Interpersonal skills – You’ll be an excellent communicator, able to convey complex information clearly, build lasting relationships with clients and effectively manage a team of junior and senior analysts. Decision making – This is a core aspect of the role, so you’ll be confident in making high stakes decisions based on strong supporting evidence. Organization – Thanks to technology, a large proportion of an investment manager’s work is now automated, but you’ll still need to keep close track of everything under your care – if you don’t stay organized, you’ll likely drop the ball at some point. Financial acumen – You will, of course, have a natural aptitude for numerical interpretation and financial analysis, able to spot trends, risk and potential through the critical evaluation of raw data. IT skills – You’ll spend a lot of time working with productivity applications, Microsoft Excel in particular, so you will need to be proficient here. A calm manner – As mentioned, this can be a pretty pressurized working environment, and investment managers need to have the ability to keep a clear head in challenging circumstances, stay focused and not panic.

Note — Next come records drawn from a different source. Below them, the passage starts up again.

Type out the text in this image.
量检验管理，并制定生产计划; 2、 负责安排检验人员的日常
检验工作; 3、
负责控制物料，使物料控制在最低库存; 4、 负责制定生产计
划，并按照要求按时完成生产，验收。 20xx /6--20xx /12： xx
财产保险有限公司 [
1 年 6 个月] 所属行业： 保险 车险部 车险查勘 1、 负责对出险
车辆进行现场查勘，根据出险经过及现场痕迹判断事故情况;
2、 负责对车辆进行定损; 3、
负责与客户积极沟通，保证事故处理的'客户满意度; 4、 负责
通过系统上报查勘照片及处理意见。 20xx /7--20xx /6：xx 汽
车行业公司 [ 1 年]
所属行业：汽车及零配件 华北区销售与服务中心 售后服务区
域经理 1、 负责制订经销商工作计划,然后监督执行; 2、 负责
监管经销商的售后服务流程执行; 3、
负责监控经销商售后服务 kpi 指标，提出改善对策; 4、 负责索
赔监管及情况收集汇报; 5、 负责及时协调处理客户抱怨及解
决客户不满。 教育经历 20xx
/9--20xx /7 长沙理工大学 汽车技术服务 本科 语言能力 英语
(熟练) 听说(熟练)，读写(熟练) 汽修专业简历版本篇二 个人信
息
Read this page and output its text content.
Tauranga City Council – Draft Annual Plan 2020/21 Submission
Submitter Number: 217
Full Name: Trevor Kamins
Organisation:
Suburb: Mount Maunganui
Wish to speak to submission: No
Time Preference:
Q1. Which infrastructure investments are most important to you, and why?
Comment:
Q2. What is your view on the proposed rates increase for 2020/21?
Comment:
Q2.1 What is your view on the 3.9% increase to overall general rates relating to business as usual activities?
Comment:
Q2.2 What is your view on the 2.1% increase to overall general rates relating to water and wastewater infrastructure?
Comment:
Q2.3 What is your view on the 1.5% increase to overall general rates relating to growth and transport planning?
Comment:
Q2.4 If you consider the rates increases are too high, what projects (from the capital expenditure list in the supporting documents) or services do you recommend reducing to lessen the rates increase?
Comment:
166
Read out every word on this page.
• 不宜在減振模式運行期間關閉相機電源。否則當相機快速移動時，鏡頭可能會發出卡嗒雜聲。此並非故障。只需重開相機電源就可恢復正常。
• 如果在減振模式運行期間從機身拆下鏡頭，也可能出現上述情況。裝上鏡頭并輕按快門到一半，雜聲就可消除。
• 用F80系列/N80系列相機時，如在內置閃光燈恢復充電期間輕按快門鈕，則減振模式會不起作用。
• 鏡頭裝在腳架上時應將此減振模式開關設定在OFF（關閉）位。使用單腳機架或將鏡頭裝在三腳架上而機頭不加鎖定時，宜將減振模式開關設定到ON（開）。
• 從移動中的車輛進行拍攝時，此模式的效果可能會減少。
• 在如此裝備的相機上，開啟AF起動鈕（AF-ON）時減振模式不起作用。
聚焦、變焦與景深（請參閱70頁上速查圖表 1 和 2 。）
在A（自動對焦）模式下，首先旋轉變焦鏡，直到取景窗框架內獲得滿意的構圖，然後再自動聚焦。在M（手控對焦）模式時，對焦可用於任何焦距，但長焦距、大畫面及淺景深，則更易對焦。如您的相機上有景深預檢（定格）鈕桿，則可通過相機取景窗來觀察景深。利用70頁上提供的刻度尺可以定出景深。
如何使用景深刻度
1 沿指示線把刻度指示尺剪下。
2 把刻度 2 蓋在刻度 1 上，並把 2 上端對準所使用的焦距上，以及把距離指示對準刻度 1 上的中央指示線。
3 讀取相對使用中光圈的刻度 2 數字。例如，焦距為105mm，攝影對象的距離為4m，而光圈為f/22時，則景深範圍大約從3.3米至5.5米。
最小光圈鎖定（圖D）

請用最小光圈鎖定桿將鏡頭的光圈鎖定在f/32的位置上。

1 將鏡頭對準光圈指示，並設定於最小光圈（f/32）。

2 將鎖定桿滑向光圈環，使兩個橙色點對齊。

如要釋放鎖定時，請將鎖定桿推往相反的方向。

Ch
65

If there’s one thing you need more than anything else in this career, it’s self-motivation. Only those with the drive to succeed will make it to the top, so if you’re in two minds as to whether this is the career path for you, it’s probably not.

Final Thoughts

Investment management is one of the most financially lucrative careers around, and those who are willing to put in the time and effort when they first start out will have a wealth of opportunity in front of them. That said, it should not be entered into lightly, because for a good few years you’ll be making a lot of personal sacrifices in favour of professional gain. Do your research, and make sure you understand exactly what’s expected of you before you commit. If you’re still convinced this is the profession for you, start gaining experience as early as possible. Anything that can make you stand out from the crowd in this competitive field is a major bonus.